Perhaps other people will relate to my personality type that has numerous, diverging interests. Childhood education and parenting hold a significant portion of my attention, while transportation and city planning capture my imagination and problem-solving skills. I’ve also been writing and working on the launch for my new book. So how can I hone in on one area alone? I can’t answer this question at the moment, but I grapple with it on a weekly basis.
3) What is my optimum ratio of working/family hours?
While spending time with my young daughter is priceless, I also need an academic or professional portion of each day. I entertained the possibility of being a stay-at-home mom but I would not be happy without committing a part of myself to my professional advancement. My job has been amazingly flexible with me, allowing me to work three days in the office and two days at home for the past year. I find that having three days in the office not only makes me more efficient at my job, it also makes me more appreciative of the time I have with my daughter. I would like to find a job where I work in the office 20-30 hours per week instead of a full-time 40 hours behind a desk.
4) What is my five year goal?
This is another question I have trouble answering. For so long, the five year goal was handed to me through subconscious messaging. Having completed that track (without going into a PhD), I don’t know exactly what’s next. About a week ago, I had a revelation.

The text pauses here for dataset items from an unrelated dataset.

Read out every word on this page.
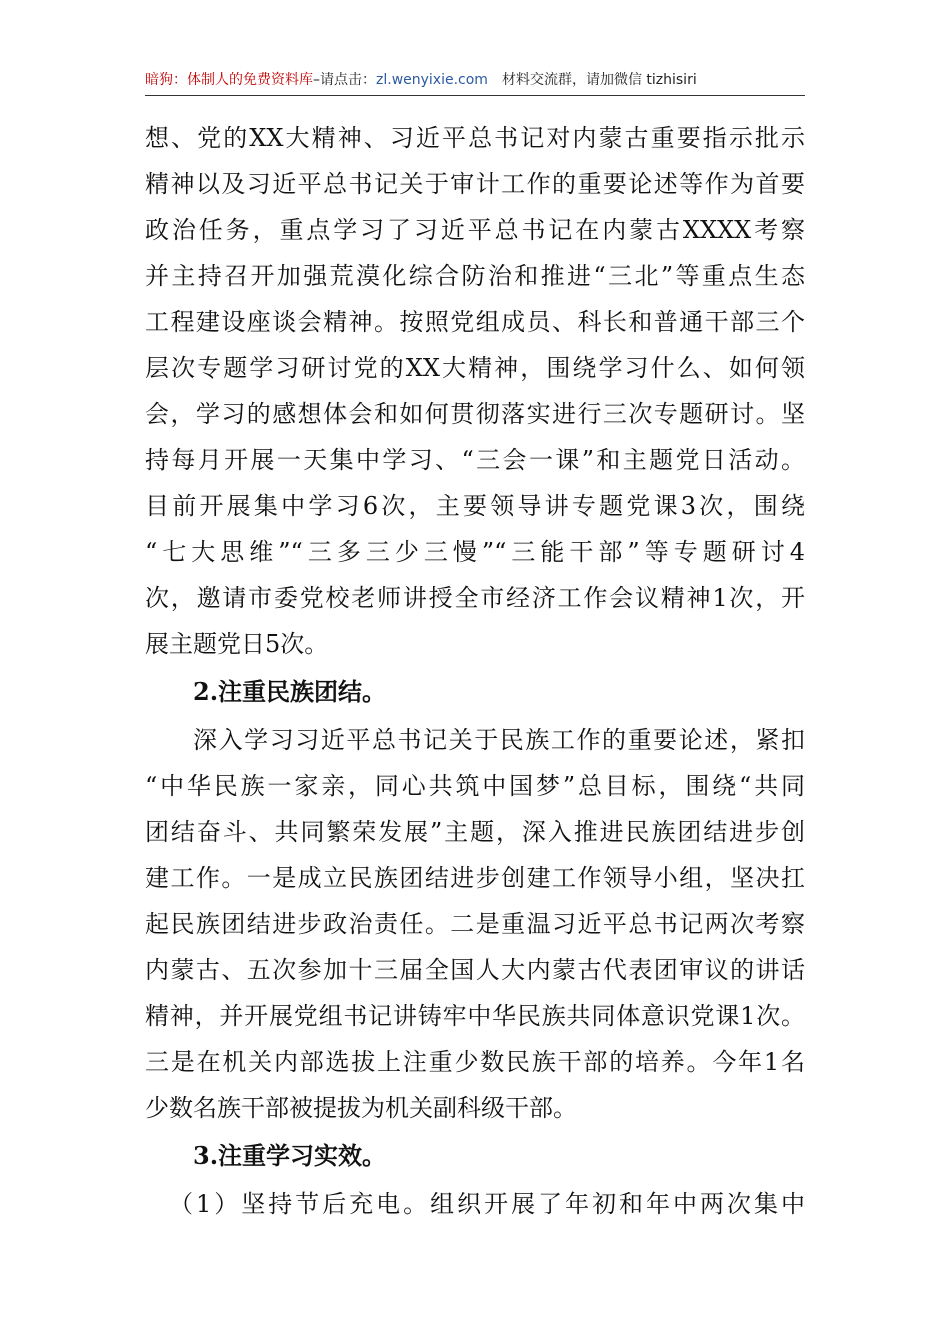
暗狗：体制人的免费资料库–请点击：zl.wenyixie.com 材料交流群，请加微信 tizhisiri
想、党的XX大精神、习近平总书记对内蒙古重要指示批示
精神以及习近平总书记关于审计工作的重要论述等作为首要
政治任务，重点学习了习近平总书记在内蒙古XXXX考察
并主持召开加强荒漠化综合防治和推进“三北”等重点生态
工程建设座谈会精神。按照党组成员、科长和普通干部三个
层次专题学习研讨党的XX大精神，围绕学习什么、如何领
会，学习的感想体会和如何贯彻落实进行三次专题研讨。坚
持每月开展一天集中学习、“三会一课”和主题党日活动。
目前开展集中学习6次，主要领导讲专题党课3次，围绕
“七大思维”“三多三少三慢”“三能干部”等专题研讨4
次，邀请市委党校老师讲授全市经济工作会议精神1次，开
展主题党日5次。
2.注重民族团结。
深入学习习近平总书记关于民族工作的重要论述，紧扣
“中华民族一家亲，同心共筑中国梦”总目标，围绕“共同
团结奋斗、共同繁荣发展”主题，深入推进民族团结进步创
建工作。一是成立民族团结进步创建工作领导小组，坚决扛
起民族团结进步政治责任。二是重温习近平总书记两次考察
内蒙古、五次参加十三届全国人大内蒙古代表团审议的讲话
精神，并开展党组书记讲铸牢中华民族共同体意识党课1次。
三是在机关内部选拔上注重少数民族干部的培养。今年1名
少数名族干部被提拔为机关副科级干部。
3.注重学习实效。
（1）坚持节后充电。组织开展了年初和年中两次集中
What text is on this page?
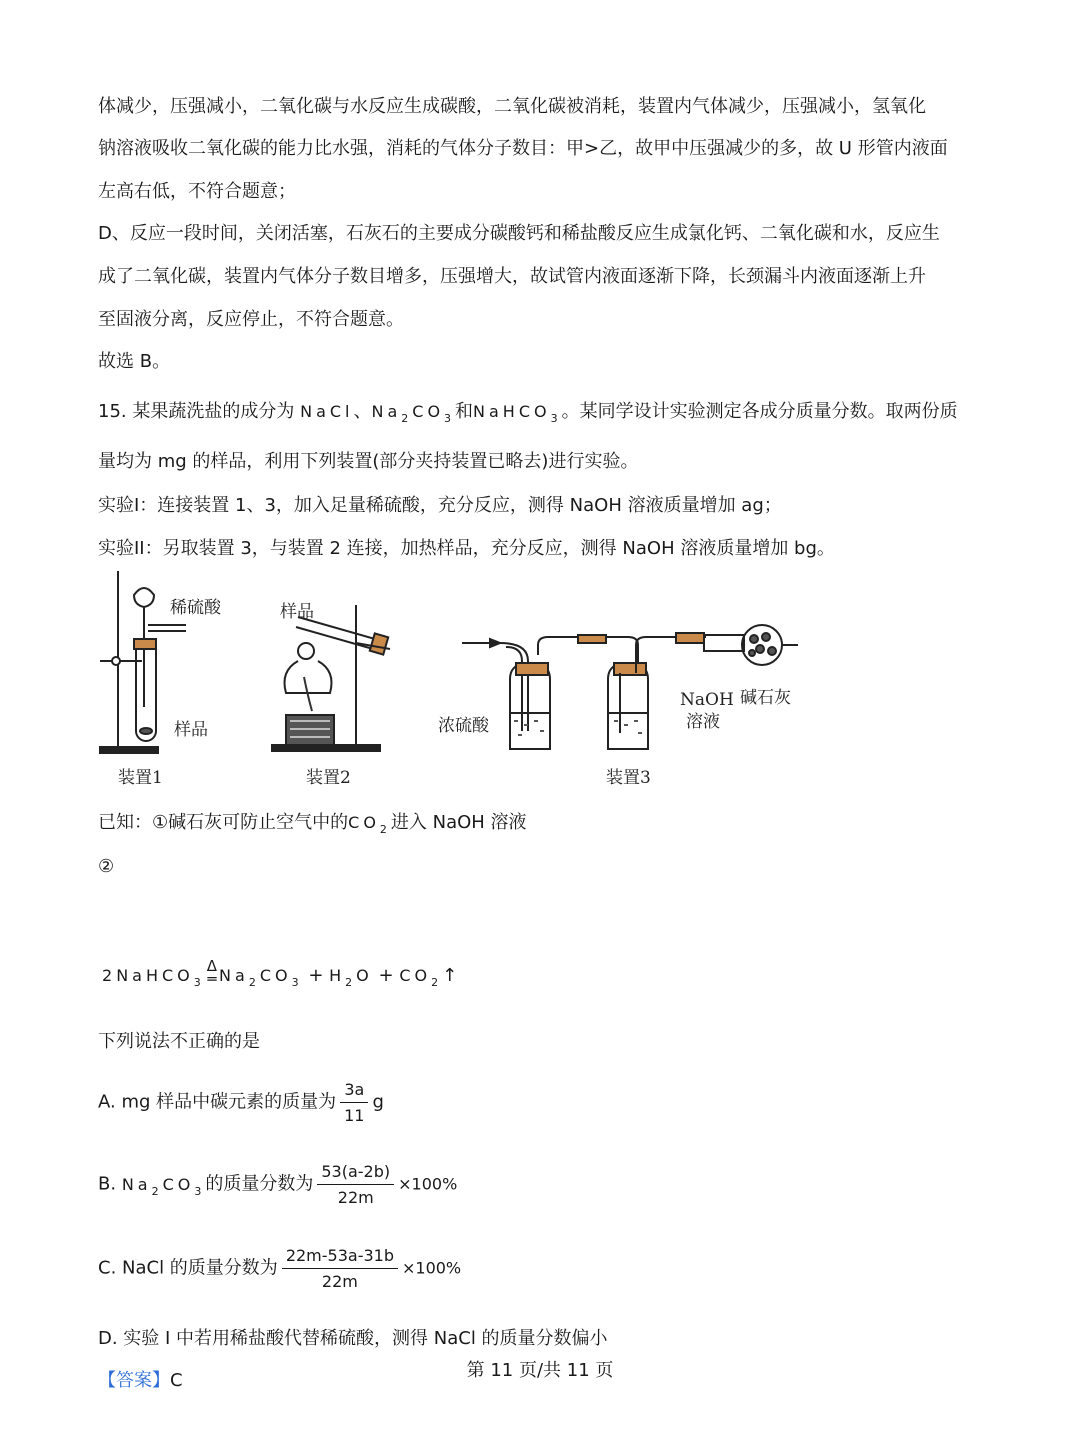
体减少，压强减小，二氧化碳与水反应生成碳酸，二氧化碳被消耗，装置内气体减少，压强减小，氢氧化
钠溶液吸收二氧化碳的能力比水强，消耗的气体分子数目：甲>乙，故甲中压强减少的多，故 U 形管内液面
左高右低，不符合题意；
D、反应一段时间，关闭活塞，石灰石的主要成分碳酸钙和稀盐酸反应生成氯化钙、二氧化碳和水，反应生
成了二氧化碳，装置内气体分子数目增多，压强增大，故试管内液面逐渐下降，长颈漏斗内液面逐渐上升
至固液分离，反应停止，不符合题意。
故选 B。
15. 某果蔬洗盐的成分为 NaCl、$Na_2CO_3$和NaHCO$_3$。某同学设计实验测定各成分质量分数。取两份质
量均为 mg 的样品，利用下列装置(部分夹持装置已略去)进行实验。
实验I：连接装置 1、3，加入足量稀硫酸，充分反应，测得 NaOH 溶液质量增加 ag；
实验II：另取装置 3，与装置 2 连接，加热样品，充分反应，测得 NaOH 溶液质量增加 bg。
稀硫酸
样品
装置1
样品
装置2
浓硫酸
NaOH
溶液
碱石灰
装置3
已知：①碱石灰可防止空气中的$CO_2$进入 NaOH 溶液
②
2NaHCO$_3$
Δ
═ $Na_2CO_3 + H_2O$ + $CO_2↑$
下列说法不正确的是
A. mg 样品中碳元素的质量为 $\frac{3a}{11}$ g
B. $Na_2CO_3$的质量分数为 $\frac{53(a-2b)}{22m} \times 100\%$
C. NaCl 的质量分数为 $\frac{22m-53a-31b}{22m} \times 100\%$
D. 实验 I 中若用稀盐酸代替稀硫酸，测得 NaCl 的质量分数偏小
【答案】C	第 11 页/共 11 页
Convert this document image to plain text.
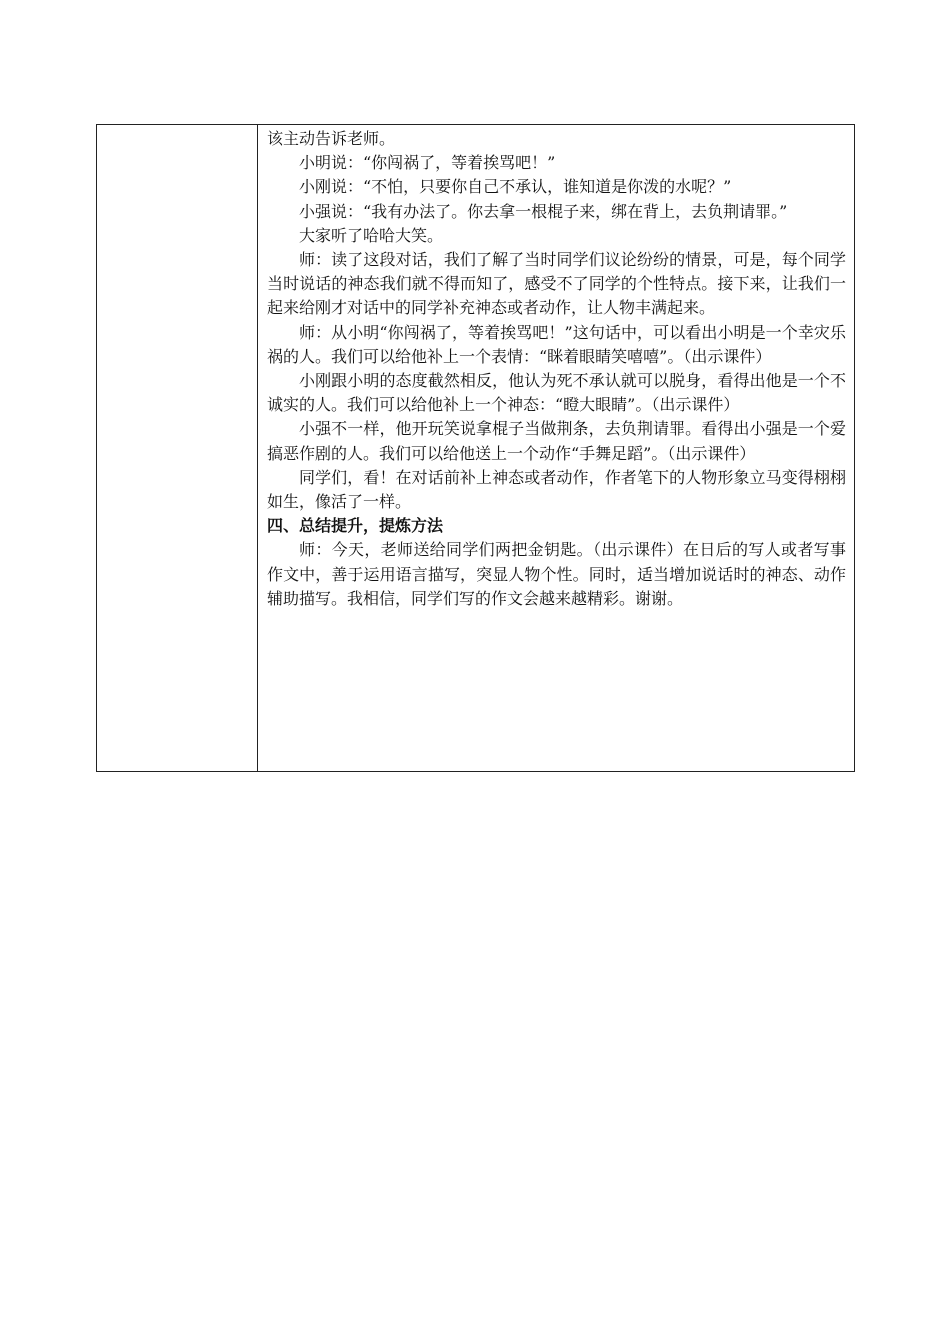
该主动告诉老师。

小明说：“你闯祸了，等着挨骂吧！”

小刚说：“不怕，只要你自己不承认，谁知道是你泼的水呢？”

小强说：“我有办法了。你去拿一根棍子来，绑在背上，去负荆请罪。”

大家听了哈哈大笑。

师：读了这段对话，我们了解了当时同学们议论纷纷的情景，可是，每个同学当时说话的神态我们就不得而知了，感受不了同学的个性特点。接下来，让我们一起来给刚才对话中的同学补充神态或者动作，让人物丰满起来。

师：从小明“你闯祸了，等着挨骂吧！”这句话中，可以看出小明是一个幸灾乐祸的人。我们可以给他补上一个表情：“眯着眼睛笑嘻嘻”。（出示课件）

小刚跟小明的态度截然相反，他认为死不承认就可以脱身，看得出他是一个不诚实的人。我们可以给他补上一个神态：“瞪大眼睛”。（出示课件）

小强不一样，他开玩笑说拿棍子当做荆条，去负荆请罪。看得出小强是一个爱搞恶作剧的人。我们可以给他送上一个动作“手舞足蹈”。（出示课件）

同学们，看！在对话前补上神态或者动作，作者笔下的人物形象立马变得栩栩如生，像活了一样。

四、总结提升，提炼方法

师：今天，老师送给同学们两把金钥匙。（出示课件）在日后的写人或者写事作文中，善于运用语言描写，突显人物个性。同时，适当增加说话时的神态、动作辅助描写。我相信，同学们写的作文会越来越精彩。谢谢。
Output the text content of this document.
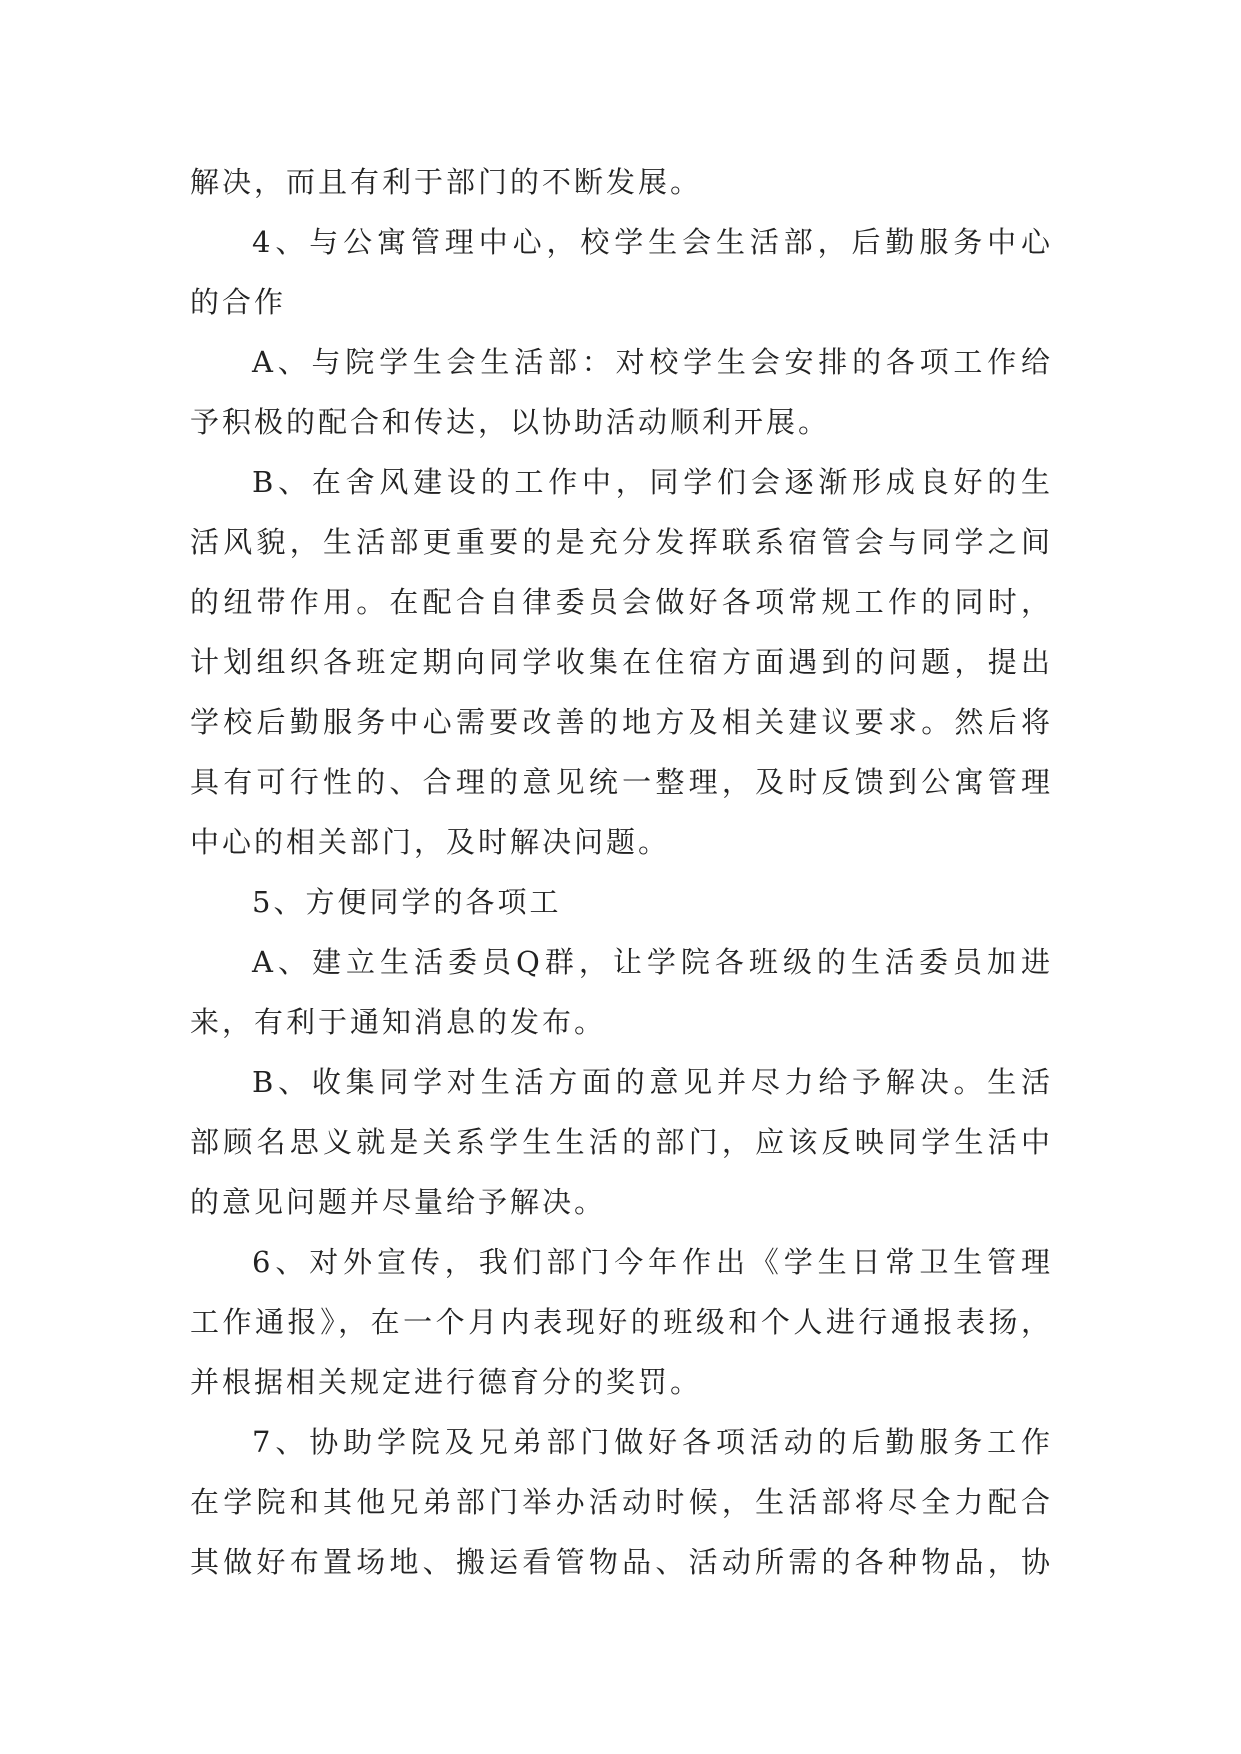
解决，而且有利于部门的不断发展。
4、与公寓管理中心，校学生会生活部，后勤服务中心
的合作
A、与院学生会生活部：对校学生会安排的各项工作给
予积极的配合和传达，以协助活动顺利开展。
B、在舍风建设的工作中，同学们会逐渐形成良好的生
活风貌，生活部更重要的是充分发挥联系宿管会与同学之间
的纽带作用。在配合自律委员会做好各项常规工作的同时，
计划组织各班定期向同学收集在住宿方面遇到的问题，提出
学校后勤服务中心需要改善的地方及相关建议要求。然后将
具有可行性的、合理的意见统一整理，及时反馈到公寓管理
中心的相关部门，及时解决问题。
5、方便同学的各项工
A、建立生活委员Q群，让学院各班级的生活委员加进
来，有利于通知消息的发布。
B、收集同学对生活方面的意见并尽力给予解决。生活
部顾名思义就是关系学生生活的部门，应该反映同学生活中
的意见问题并尽量给予解决。
6、对外宣传，我们部门今年作出《学生日常卫生管理
工作通报》，在一个月内表现好的班级和个人进行通报表扬，
并根据相关规定进行德育分的奖罚。
7、协助学院及兄弟部门做好各项活动的后勤服务工作
在学院和其他兄弟部门举办活动时候，生活部将尽全力配合
其做好布置场地、搬运看管物品、活动所需的各种物品，协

For so long, my goals have focused on me alone, but I’ve started to think that I can also have goals for my family. My husband of six years has supported me through all these endeavors, and I think it’s time I start shifting our combined energies in his direction. Having gotten through my five year goals and settled in a fulfilling position, I am going to put aside my own goal-making and see how I can advance my husband’s.
5) What makes me jealous?
I learned a couple years ago that jealousy can be an invaluable tool. Instead of eating me up, I turn to it instead to ask, “Why does that make me jealous?” Most often, the answer is, “Because I think I can do that too, I’m just not doing it at the moment.” I have some amazing friends who are doing incredible things. Most of the time I am in admiring awe of them, but sometimes I get a tinge of jealousy. This just indicates that I should take their queue and follow their lead.
I have a career decision coming up in 2016 that I’m trying to prepare for. The track is no longer about winning or being accepted, so instead I’m trying to touch base with myself and figure out what would be best for me. What will make me happy and bring balance to my family? The answer is not clear yet, but I wanted to share my process and maybe even ask how other people have handled these life choices. Thanks for reading.